I don’t know why I’m bothering responding to this comment, since you’ve ignored the points of every other commenter. But you must be sinking to the level of “annoying sports argument stubbornness” on purpose here. I can’t come up with any other explanation for why someone — who is clearly very intelligent — would utterly refuse to concede that you are mischaracterizing Barnwell’s argument. It may be that statistical analysis is less good at predicting sports outcomes than Barnwell implicitly believes. But anyone with a passing familiarity with statistical analysis would recognize that he is employing statistical best practices here.Report

• Freddie says:

I think that rational human beings evaluate decisions based on the outcome of those decisions– not entirely, not without acknowledging error, but to some large part, they do. They do because this is frankly one of the only ways to make considered judgments about human behavior. And I think that this general schema cannot be dismissed entirely in this instance simply because it is to the benefit of the people who are so adamant about asserting their own unconventional bona fides.

Yes, I get it– you are all brilliant iconoclasts far too free-thinking and out-of-the-box to be hemmed in by the Man and his antiquated notions of “punting” and “playing defense”. I am suitably impressed. I continue to believe that going for it on fourth and 2 from the shadow of your own end zone was the wrong decision. I don’t claim, unlike my interlocutors, to have some sort of unique access to the capital-T truth on the matter, nor do I pretend that I am accessing some hyper-rational computer knowledge that demonstrates that my opinion is correct and that everyone who disagrees with me is the enemy of rationality.

Like all attempts to leverage particular viewpoints with appeals to some sort of perfect or non-situated rationality, sports metrics rely ultimately on assumptions, conjecture, the privileging of certain data over others, human contingency, human error and more than anything else, the vast bias towards seeing what you want to see in the data. Does that make it useless? Absolutely not. Does that make claims that any consideration of what vast numbers of coaches, scouts and players are saying is some kind of obstinacy or clinging to outmoded traditionalism a farce? Yes. I believe it does. Take from that what will; I’m sure you’ll devise a set of statistics that you’re certain demonstrates that I’m wrong.Report

• BCChase says:

Rational humans evaluate decisions based on their outcome, but also based on their experiences of multiple past outcomes. Just because something bad happens once, does not mean that the decision making process that went into it was faulty. Just because I busted my knee once on a freak accident, does not mean that regular exercise and sports was a bad idea. Often, we make decisions based on one instance and it is to our detriment. If a predator drone has been generally successful at killing terrorists, but in one instance kills a lot of innocents, should we stop? By your logic, yes, that one outcome can be placed above all others. Whereas a lot of foreign policy experts I read through this site and otherwise say that unfortunately we can’t, because in the other, preponderance of examples, the predator drones are helpful.
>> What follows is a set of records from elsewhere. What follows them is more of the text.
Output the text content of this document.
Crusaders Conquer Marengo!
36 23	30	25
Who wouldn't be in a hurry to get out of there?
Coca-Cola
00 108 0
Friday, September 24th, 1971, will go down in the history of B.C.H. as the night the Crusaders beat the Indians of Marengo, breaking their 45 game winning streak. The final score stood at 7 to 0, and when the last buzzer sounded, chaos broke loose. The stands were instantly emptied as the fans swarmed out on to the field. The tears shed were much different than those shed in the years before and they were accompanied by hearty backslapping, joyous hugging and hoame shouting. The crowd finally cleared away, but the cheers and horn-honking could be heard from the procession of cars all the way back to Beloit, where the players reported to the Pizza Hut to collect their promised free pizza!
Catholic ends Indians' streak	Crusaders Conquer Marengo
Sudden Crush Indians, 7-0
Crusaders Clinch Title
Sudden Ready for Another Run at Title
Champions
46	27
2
In the sciences, decisions about research directions and diagnoses of protein behavior are always based on multiple experiments, a preponderance of data, because one experiment can always be wrong. Nothing is called a scientific “fact” until there is a lot of data behind it, with error bars affixed. I don’t view myself as smarter than a football coach, or somehow above the analysts I watch on TV. I just wonder why the same data analysis and statistical analysis that drives science can’t be applied to sports. Is that making me an iconoclast somehow?Report

10. Freddie says:

Please note that I’m a fan of being a bit of a punk while arguing. Especially about things that are low stakes like sports.Report

• Jay Daniel says:

Noted. Recalibrating now.Report

11. jamie says:

Freddie-you’re cherry-picking the data set. Yes, the Pats had stopped the Colts for a lot of that game; but they hadn’t on the last two Colt drives, and the Pats defense was, by all accounts, gassed. Peyton is also a legendarily clutch QB that thrives on these moments. There are arguments going both ways based on this game in particular.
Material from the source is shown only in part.